London: In a prickly interaction with a moderator, S Jaishankar, Indian External Affairs Minister, remarked in a panel discussion at the annual Munich Security Conference that ties with China are going through a very difficult phase.
Answering a question on the Sino-India situation, the minister explained: “It’s a problem we are having with China; and the problem is this: that for 45 years there was peace, there was stable border management, there were no military casualties from 1975. That changed because we had agreements with China not to bring military forces to the border, we call it border but it’s a line of actual control, and the Chinese violated those agreements. Now the state of the border will determine the state of the relationship. That’s natural. So obviously relations with China are going through a very difficult phase.”
Asked if the relationship with the West had improved as a result of the confrontation with China, he replied: “My relations with the West were quite decent before June 2020.”

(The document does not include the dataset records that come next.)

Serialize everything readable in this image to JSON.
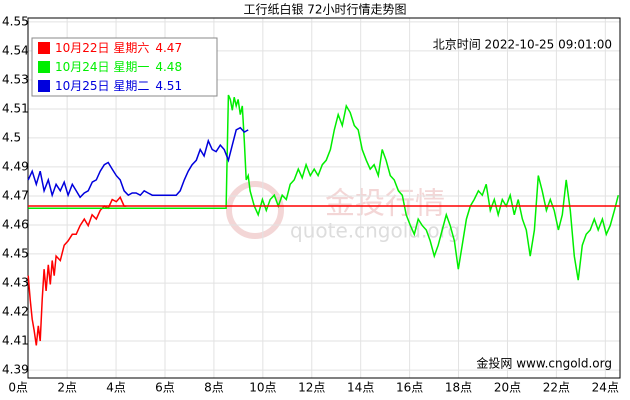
{
  "chart_data": {
    "type": "line",
    "title": "工行纸白银 72小时行情走势图",
    "subtitle": "北京时间 2022-10-25 09:01:00",
    "source": "金投网 www.cngold.org",
    "watermark": [
      "金投行情",
      "quote.cngold.org"
    ],
    "xlim": [
      0.4,
      24.6
    ],
    "xticks": [
      {
        "value": 0,
        "label": "0点"
      },
      {
        "value": 2,
        "label": "2点"
      },
      {
        "value": 4,
        "label": "4点"
      },
      {
        "value": 6,
        "label": "6点"
      },
      {
        "value": 8,
        "label": "8点"
      },
      {
        "value": 10,
        "label": "10点"
      },
      {
        "value": 12,
        "label": "12点"
      },
      {
        "value": 14,
        "label": "14点"
      },
      {
        "value": 16,
        "label": "16点"
      },
      {
        "value": 18,
        "label": "18点"
      },
      {
        "value": 20,
        "label": "20点"
      },
      {
        "value": 22,
        "label": "22点"
      },
      {
        "value": 24,
        "label": "24点"
      }
    ],
    "ylim": [
      4.391,
      4.5564
    ],
    "yticks": [
      {
        "value": 4.5546,
        "label": "4.55"
      },
      {
        "value": 4.5413,
        "label": "4.54"
      },
      {
        "value": 4.528,
        "label": "4.53"
      },
      {
        "value": 4.5146,
        "label": "4.51"
      },
      {
        "value": 4.5013,
        "label": "4.5"
      },
      {
        "value": 4.488,
        "label": "4.49"
      },
      {
        "value": 4.4746,
        "label": "4.47"
      },
      {
        "value": 4.4613,
        "label": "4.46"
      },
      {
        "value": 4.448,
        "label": "4.45"
      },
      {
        "value": 4.4346,
        "label": "4.43"
      },
      {
        "value": 4.4213,
        "label": "4.42"
      },
      {
        "value": 4.408,
        "label": "4.41"
      },
      {
        "value": 4.3946,
        "label": "4.39"
      }
    ],
    "grid": true,
    "legend": "top-left",
    "series": [
      {
        "name": "10月22日 星期六",
        "close": 4.47,
        "color": "#ff0000",
        "x": [
          0.41,
          0.49,
          0.57,
          0.65,
          0.74,
          0.82,
          0.9,
          0.98,
          1.06,
          1.14,
          1.23,
          1.31,
          1.39,
          1.47,
          1.55,
          1.72,
          1.88,
          2.04,
          2.21,
          2.37,
          2.53,
          2.7,
          2.86,
          3.02,
          3.19,
          3.35,
          3.52,
          3.68,
          3.84,
          4.01,
          4.17,
          4.33,
          4.42
        ],
        "values": [
          4.438,
          4.427,
          4.418,
          4.413,
          4.406,
          4.415,
          4.408,
          4.427,
          4.441,
          4.431,
          4.443,
          4.434,
          4.445,
          4.438,
          4.447,
          4.445,
          4.452,
          4.454,
          4.457,
          4.457,
          4.461,
          4.464,
          4.461,
          4.466,
          4.464,
          4.468,
          4.47,
          4.469,
          4.473,
          4.472,
          4.474,
          4.47,
          4.47
        ]
      },
      {
        "name": "10月24日 星期一",
        "close": 4.48,
        "color": "#00ee00",
        "x": [
          0.41,
          8.5,
          8.59,
          8.67,
          8.75,
          8.83,
          8.91,
          8.99,
          9.08,
          9.16,
          9.24,
          9.32,
          9.4,
          9.48,
          9.65,
          9.81,
          9.98,
          10.14,
          10.3,
          10.47,
          10.63,
          10.79,
          10.96,
          11.12,
          11.28,
          11.45,
          11.61,
          11.77,
          11.94,
          12.1,
          12.26,
          12.43,
          12.59,
          12.76,
          12.92,
          13.08,
          13.25,
          13.41,
          13.57,
          13.74,
          13.9,
          14.06,
          14.23,
          14.39,
          14.55,
          14.72,
          14.88,
          15.04,
          15.21,
          15.37,
          15.54,
          15.7,
          15.86,
          16.03,
          16.19,
          16.35,
          16.52,
          16.68,
          16.84,
          17.01,
          17.17,
          17.33,
          17.5,
          17.66,
          17.83,
          17.99,
          18.15,
          18.32,
          18.48,
          18.64,
          18.81,
          18.97,
          19.13,
          19.3,
          19.46,
          19.62,
          19.79,
          19.95,
          20.11,
          20.28,
          20.44,
          20.61,
          20.77,
          20.93,
          21.1,
          21.26,
          21.42,
          21.59,
          21.75,
          21.91,
          22.08,
          22.24,
          22.4,
          22.57,
          22.73,
          22.89,
          23.06,
          23.22,
          23.38,
          23.55,
          23.71,
          23.88,
          24.04,
          24.2,
          24.37,
          24.53
        ],
        "values": [
          4.469,
          4.469,
          4.521,
          4.519,
          4.514,
          4.52,
          4.516,
          4.519,
          4.512,
          4.516,
          4.5,
          4.482,
          4.484,
          4.477,
          4.47,
          4.466,
          4.473,
          4.468,
          4.473,
          4.475,
          4.47,
          4.475,
          4.473,
          4.48,
          4.482,
          4.487,
          4.483,
          4.489,
          4.484,
          4.487,
          4.484,
          4.489,
          4.491,
          4.496,
          4.505,
          4.512,
          4.507,
          4.516,
          4.513,
          4.507,
          4.505,
          4.496,
          4.491,
          4.487,
          4.489,
          4.484,
          4.496,
          4.491,
          4.484,
          4.482,
          4.477,
          4.475,
          4.466,
          4.461,
          4.457,
          4.464,
          4.461,
          4.459,
          4.454,
          4.447,
          4.452,
          4.459,
          4.466,
          4.461,
          4.454,
          4.441,
          4.452,
          4.464,
          4.47,
          4.473,
          4.477,
          4.475,
          4.48,
          4.468,
          4.473,
          4.466,
          4.473,
          4.47,
          4.475,
          4.466,
          4.473,
          4.464,
          4.459,
          4.447,
          4.459,
          4.484,
          4.477,
          4.468,
          4.473,
          4.468,
          4.459,
          4.466,
          4.482,
          4.468,
          4.447,
          4.436,
          4.452,
          4.457,
          4.459,
          4.464,
          4.459,
          4.464,
          4.457,
          4.461,
          4.468,
          4.475
        ]
      },
      {
        "name": "10月25日 星期二",
        "close": 4.51,
        "color": "#0000dd",
        "x": [
          0.41,
          0.57,
          0.74,
          0.9,
          1.06,
          1.23,
          1.39,
          1.55,
          1.72,
          1.88,
          2.04,
          2.21,
          2.37,
          2.53,
          2.7,
          2.86,
          3.03,
          3.19,
          3.35,
          3.52,
          3.68,
          3.84,
          4.01,
          4.17,
          4.33,
          4.5,
          4.66,
          4.82,
          4.99,
          5.15,
          5.31,
          5.48,
          5.81,
          6.21,
          6.46,
          6.62,
          6.79,
          6.95,
          7.11,
          7.28,
          7.44,
          7.6,
          7.77,
          7.93,
          8.09,
          8.26,
          8.42,
          8.59,
          8.75,
          8.91,
          9.08,
          9.24,
          9.4
        ],
        "values": [
          4.482,
          4.486,
          4.48,
          4.486,
          4.477,
          4.482,
          4.475,
          4.48,
          4.477,
          4.481,
          4.475,
          4.48,
          4.477,
          4.474,
          4.476,
          4.477,
          4.481,
          4.482,
          4.486,
          4.489,
          4.49,
          4.487,
          4.484,
          4.482,
          4.477,
          4.475,
          4.476,
          4.476,
          4.475,
          4.477,
          4.476,
          4.475,
          4.475,
          4.475,
          4.475,
          4.477,
          4.482,
          4.486,
          4.489,
          4.491,
          4.496,
          4.493,
          4.5,
          4.496,
          4.495,
          4.498,
          4.496,
          4.491,
          4.498,
          4.505,
          4.506,
          4.504,
          4.505
        ]
      }
    ]
  }
}
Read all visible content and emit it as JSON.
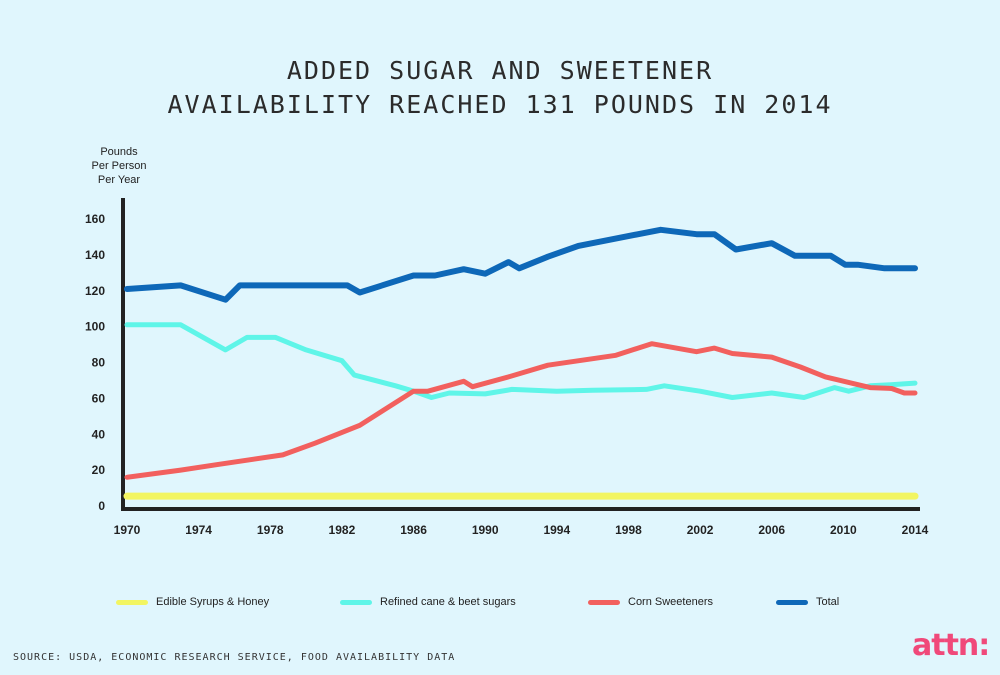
{
  "title_lines": [
    "ADDED SUGAR AND SWEETENER",
    "AVAILABILITY REACHED 131 POUNDS IN 2014"
  ],
  "ylabel_lines": [
    "Pounds",
    "Per Person",
    "Per Year"
  ],
  "source": "SOURCE: USDA, ECONOMIC RESEARCH SERVICE, FOOD AVAILABILITY DATA",
  "logo": "attn:",
  "chart_data": {
    "type": "line",
    "title": "ADDED SUGAR AND SWEETENER AVAILABILITY REACHED 131 POUNDS IN 2014",
    "ylabel": "Pounds Per Person Per Year",
    "xlabel": "",
    "xlim": [
      1970,
      2014
    ],
    "ylim": [
      0,
      170
    ],
    "x_ticks": [
      1970,
      1974,
      1978,
      1982,
      1986,
      1990,
      1994,
      1998,
      2002,
      2006,
      2010,
      2014
    ],
    "y_ticks": [
      0,
      20,
      40,
      60,
      80,
      100,
      120,
      140,
      160
    ],
    "grid": false,
    "legend_position": "bottom",
    "series": [
      {
        "name": "Edible Syrups & Honey",
        "color": "#f2f562",
        "points": [
          [
            1970,
            5.5
          ],
          [
            2014,
            5.5
          ]
        ]
      },
      {
        "name": "Refined cane & beet sugars",
        "color": "#5ff5e8",
        "points": [
          [
            1970,
            101
          ],
          [
            1973,
            101
          ],
          [
            1975.5,
            87
          ],
          [
            1976.7,
            94
          ],
          [
            1978.3,
            94
          ],
          [
            1980,
            87
          ],
          [
            1982,
            81
          ],
          [
            1982.7,
            73
          ],
          [
            1985,
            67
          ],
          [
            1986,
            64
          ],
          [
            1987,
            60.5
          ],
          [
            1988,
            63
          ],
          [
            1990,
            62.5
          ],
          [
            1991.5,
            65
          ],
          [
            1994,
            64
          ],
          [
            1996,
            64.5
          ],
          [
            1999,
            65
          ],
          [
            2000,
            67
          ],
          [
            2002,
            64
          ],
          [
            2003.8,
            60.5
          ],
          [
            2006,
            63
          ],
          [
            2007.8,
            60.5
          ],
          [
            2009.5,
            66
          ],
          [
            2010.3,
            64
          ],
          [
            2011.5,
            67
          ],
          [
            2012.5,
            67.5
          ],
          [
            2014,
            68.5
          ]
        ]
      },
      {
        "name": "Corn Sweeteners",
        "color": "#f2605e",
        "points": [
          [
            1970,
            16
          ],
          [
            1973,
            20
          ],
          [
            1975,
            23
          ],
          [
            1978.7,
            28.5
          ],
          [
            1980.5,
            35
          ],
          [
            1983,
            45
          ],
          [
            1986,
            64
          ],
          [
            1986.8,
            64
          ],
          [
            1988.8,
            69.5
          ],
          [
            1989.3,
            66.5
          ],
          [
            1991.3,
            72
          ],
          [
            1993.5,
            78.5
          ],
          [
            1997.3,
            84
          ],
          [
            1999.3,
            90.5
          ],
          [
            2001.8,
            86
          ],
          [
            2002.8,
            88
          ],
          [
            2003.8,
            85
          ],
          [
            2006,
            83
          ],
          [
            2007.6,
            77.5
          ],
          [
            2009,
            72
          ],
          [
            2011.5,
            66
          ],
          [
            2012.7,
            65.5
          ],
          [
            2013.4,
            63
          ],
          [
            2014,
            63
          ]
        ]
      },
      {
        "name": "Total",
        "color": "#0e68b8",
        "points": [
          [
            1970,
            121
          ],
          [
            1973,
            123
          ],
          [
            1975.5,
            115
          ],
          [
            1976.3,
            123
          ],
          [
            1982.3,
            123
          ],
          [
            1983,
            119
          ],
          [
            1986,
            128.5
          ],
          [
            1987.2,
            128.5
          ],
          [
            1988.8,
            132
          ],
          [
            1990,
            129.5
          ],
          [
            1991.3,
            136
          ],
          [
            1991.9,
            132.5
          ],
          [
            1993.5,
            139
          ],
          [
            1995.2,
            145
          ],
          [
            1997.5,
            149.5
          ],
          [
            1999.8,
            154
          ],
          [
            2001.8,
            151.5
          ],
          [
            2002.8,
            151.5
          ],
          [
            2004,
            143
          ],
          [
            2006,
            146.5
          ],
          [
            2007.3,
            139.5
          ],
          [
            2009.3,
            139.5
          ],
          [
            2010.1,
            134.5
          ],
          [
            2010.8,
            134.5
          ],
          [
            2012.3,
            132.5
          ],
          [
            2014,
            132.5
          ]
        ]
      }
    ]
  }
}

The questioner pointed out: “A recent poll, I think it was published just last week, indicates that on this occasion of the 30th anniversary of ASEAN-India relations which we celebrate this year, levels of trust between ASEAN countries and India are fairly low. India ranks fifth, after Japan, the United States, the EU and China; and only 16.6 per cent of respondents in this poll have said that they have confidence in India.”
Jaishankar answered: “I am a politician, so I believe in polls. But I have never seen a poll which has made any sense to me when it comes to foreign policy. So I guess what you cited is probably part of a long list. I would say our relations right now with ASEAN are actually growing well. The two big changes which are taking place are, we have much stronger security cooperation with the ASEAN and the other is physical connectivity.”
There was a charge of lack of principle between India’s attitude towards China and policy towards Russia, when it came to the latter’s current stand-off with Ukraine. The minister challenged this by saying: “I don’t think the situations in the Indo-Pacific and the trans-Atlantic are really analogous. We have quite distinct challenges between what’s happening here (Europe) and what happening in the Indo-Pacific.”
He added: “I think principles and interests are balanced and if people were so principled in this part of the world, they would have been practicing those principles in Asia or in Afghanistan.”
Jaishankar was speaking at a panel discussion on ‘A Sea Change? Regional Order and Security in the Indo-Pacific’. Other speakers in the conversation were representatives of the three other QUAD member countries, namely Yoshimasa Hayashi, foreign minister in Japan, Marise Payne, the Australian foreign minister, and Jeanne Shaheen, a US senator.
Thirty heads of government or state and over 100 minister rank officials are attending the weekend conference.